The committee suggested an abolition of servitude coin featuring Fredrick Douglass, a leading antagonist of slavery and Civil Rights proponent of the nineteenth century, on the obverse. A hand and arm breaking loose from shackles were on the reverse.
The women’s suffrage coin would have depicted a female bearing a placard demanding “Votes for Women.”
And the Civil Rights coin would have shown Ruby Bridges as a six-year-old female, clutching her school satchels tightly as she integrated a primary school in New Orleans in 1960. She and three other Black schoolmates were escorted to class by federal deputies. The reverse of the coin displayed Civil Rights demonstrators linked arm-in-arm.
The committee’s concepts, developed across several years, arose from legislation that Trump himself enacted during his final week of his initial term in 2021.
That statute, which stipulated the US could release up to five fifty-cent pieces in 2026 to honor America’s 250th jubilee, specified that one design ought to be “symbolic of a woman’s or women’s role in the nation’s founding or the Declaration of Independence or any other momentous junctures in American heritage.”
The Mint advised CNN that the Mayflower Compact fifty-cent piece, which bears a woman on the front, satisfies this prerequisite.
The Trump dollar
The contentious Trump dollar piece is also a component of Treasury’s scheme to observe America’s 250th anniversary.
The US Mint released three distinct proposed coins Thursday with varied likenesses of Trump, including one mimicking his renowned booking photo from 2023. Designs for the reverse feature different renditions of the American eagle.
A previously unveiled version of the coin would have also displayed Trump on the reverse, lifting his arm after an assassination attempt last year.
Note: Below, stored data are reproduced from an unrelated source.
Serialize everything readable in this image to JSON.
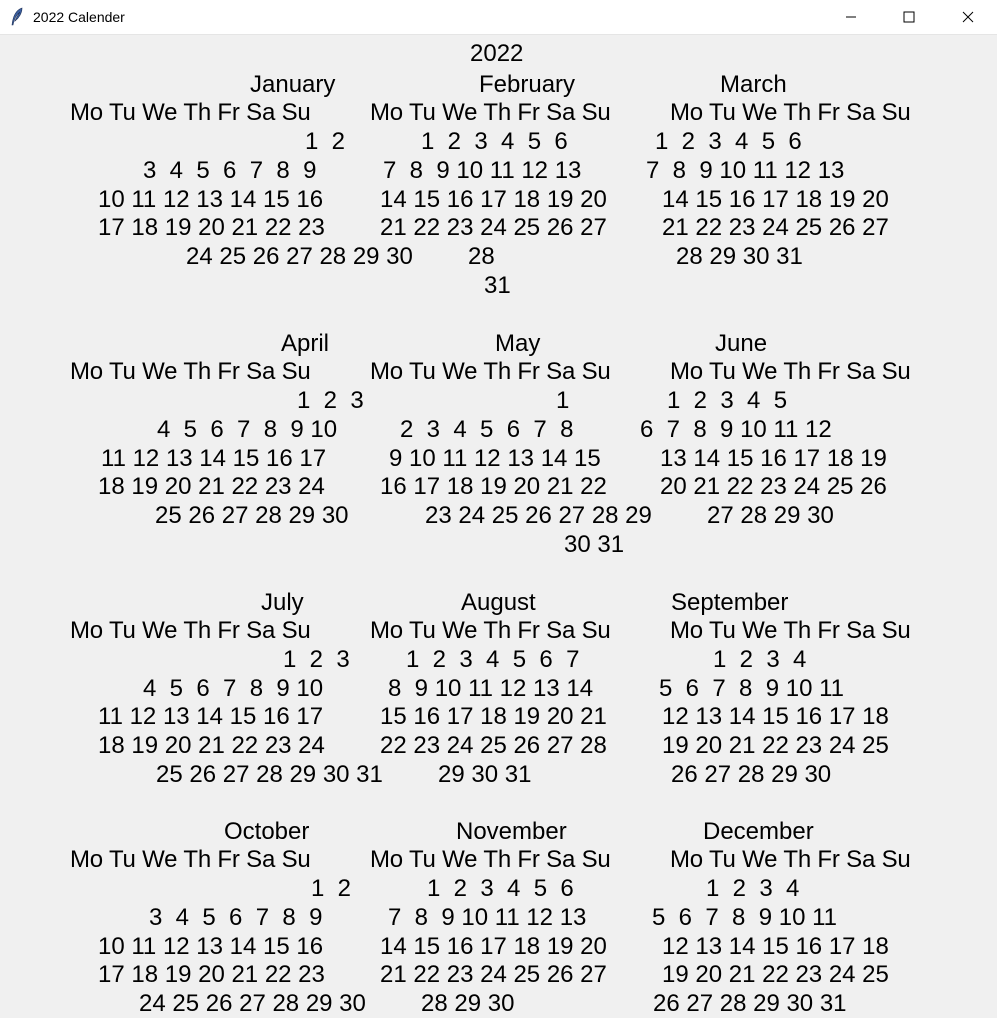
{
  "window": {
    "title": "2022 Calender",
    "icon": "feather-icon",
    "controls": [
      "minimize-icon",
      "maximize-icon",
      "close-icon"
    ]
  },
  "calendar": {
    "year": "2022",
    "day_header": "Mo Tu We Th Fr Sa Su",
    "months": [
      {
        "name": "January",
        "weeks": [
          "1  2",
          "3  4  5  6  7  8  9",
          "10 11 12 13 14 15 16",
          "17 18 19 20 21 22 23",
          "24 25 26 27 28 29 30",
          "31"
        ]
      },
      {
        "name": "February",
        "weeks": [
          "1  2  3  4  5  6",
          "7  8  9 10 11 12 13",
          "14 15 16 17 18 19 20",
          "21 22 23 24 25 26 27",
          "28"
        ]
      },
      {
        "name": "March",
        "weeks": [
          "1  2  3  4  5  6",
          "7  8  9 10 11 12 13",
          "14 15 16 17 18 19 20",
          "21 22 23 24 25 26 27",
          "28 29 30 31"
        ]
      },
      {
        "name": "April",
        "weeks": [
          "1  2  3",
          "4  5  6  7  8  9 10",
          "11 12 13 14 15 16 17",
          "18 19 20 21 22 23 24",
          "25 26 27 28 29 30"
        ]
      },
      {
        "name": "May",
        "weeks": [
          "1",
          "2  3  4  5  6  7  8",
          "9 10 11 12 13 14 15",
          "16 17 18 19 20 21 22",
          "23 24 25 26 27 28 29",
          "30 31"
        ]
      },
      {
        "name": "June",
        "weeks": [
          "1  2  3  4  5",
          "6  7  8  9 10 11 12",
          "13 14 15 16 17 18 19",
          "20 21 22 23 24 25 26",
          "27 28 29 30"
        ]
      },
      {
        "name": "July",
        "weeks": [
          "1  2  3",
          "4  5  6  7  8  9 10",
          "11 12 13 14 15 16 17",
          "18 19 20 21 22 23 24",
          "25 26 27 28 29 30 31"
        ]
      },
      {
        "name": "August",
        "weeks": [
          "1  2  3  4  5  6  7",
          "8  9 10 11 12 13 14",
          "15 16 17 18 19 20 21",
          "22 23 24 25 26 27 28",
          "29 30 31"
        ]
      },
      {
        "name": "September",
        "weeks": [
          "1  2  3  4",
          "5  6  7  8  9 10 11",
          "12 13 14 15 16 17 18",
          "19 20 21 22 23 24 25",
          "26 27 28 29 30"
        ]
      },
      {
        "name": "October",
        "weeks": [
          "1  2",
          "3  4  5  6  7  8  9",
          "10 11 12 13 14 15 16",
          "17 18 19 20 21 22 23",
          "24 25 26 27 28 29 30"
        ]
      },
      {
        "name": "November",
        "weeks": [
          "1  2  3  4  5  6",
          "7  8  9 10 11 12 13",
          "14 15 16 17 18 19 20",
          "21 22 23 24 25 26 27",
          "28 29 30"
        ]
      },
      {
        "name": "December",
        "weeks": [
          "1  2  3  4",
          "5  6  7  8  9 10 11",
          "12 13 14 15 16 17 18",
          "19 20 21 22 23 24 25",
          "26 27 28 29 30 31"
        ]
      }
    ]
  }
}
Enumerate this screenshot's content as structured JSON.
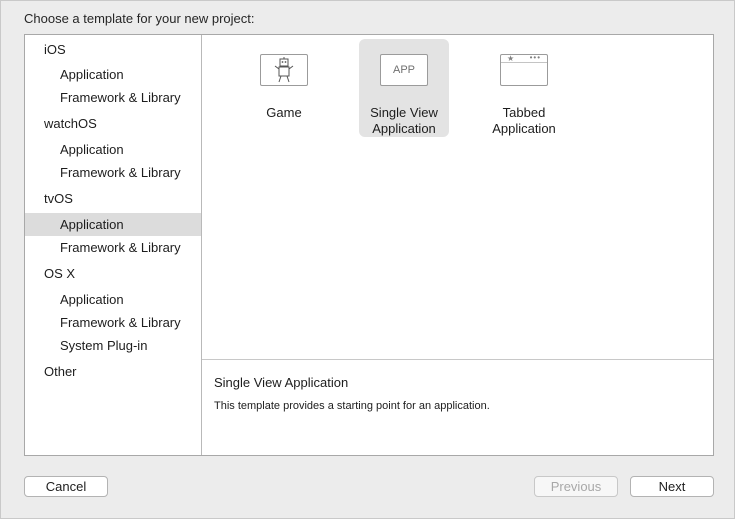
{
  "dialog": {
    "prompt": "Choose a template for your new project:"
  },
  "sidebar": {
    "items": [
      {
        "label": "iOS",
        "kind": "category"
      },
      {
        "label": "Application",
        "kind": "item"
      },
      {
        "label": "Framework & Library",
        "kind": "item"
      },
      {
        "label": "watchOS",
        "kind": "category"
      },
      {
        "label": "Application",
        "kind": "item"
      },
      {
        "label": "Framework & Library",
        "kind": "item"
      },
      {
        "label": "tvOS",
        "kind": "category"
      },
      {
        "label": "Application",
        "kind": "item",
        "selected": true
      },
      {
        "label": "Framework & Library",
        "kind": "item"
      },
      {
        "label": "OS X",
        "kind": "category"
      },
      {
        "label": "Application",
        "kind": "item"
      },
      {
        "label": "Framework & Library",
        "kind": "item"
      },
      {
        "label": "System Plug-in",
        "kind": "item"
      },
      {
        "label": "Other",
        "kind": "category"
      }
    ]
  },
  "templates": [
    {
      "label": "Game",
      "icon": "game-robot-icon",
      "selected": false
    },
    {
      "label": "Single View\nApplication",
      "icon": "app-icon",
      "icon_text": "APP",
      "selected": true
    },
    {
      "label": "Tabbed\nApplication",
      "icon": "tabbed-app-icon",
      "tab_star": "★",
      "tab_dots": "•••",
      "selected": false
    }
  ],
  "description": {
    "title": "Single View Application",
    "text": "This template provides a starting point for an application."
  },
  "buttons": {
    "cancel": "Cancel",
    "previous": "Previous",
    "next": "Next"
  },
  "colors": {
    "selection": "#dcdcdc",
    "window": "#ececec",
    "disabled_text": "#a8a8a8"
  }
}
Nevertheless, US statutes forbid depictions of living individuals on the reverse sides of currency. The US Mint informed CNN there is no such restriction for the obverse of coins, although it has been US law since 1866 that living persons cannot appear on paper funds.
Still, Trump’s coin will only be the second occasion a US coin features a president who is alive. The initial was a half-dollar piece featuring both George Washington and then-President Calvin Coolidge released in 1926 to commemorate the nation’s 150th anniversary.
Vastly disliked, of the 1 million coins struck, almost 860,000 were returned to the Mint and melted down, per the American Numismatic Association.
Funnily enough, as part of the tribute for the nation’s 250th birthday, the Mint plans to issue a constrained quantity of cents yet again next year, marking the years 1776-2026 upon them.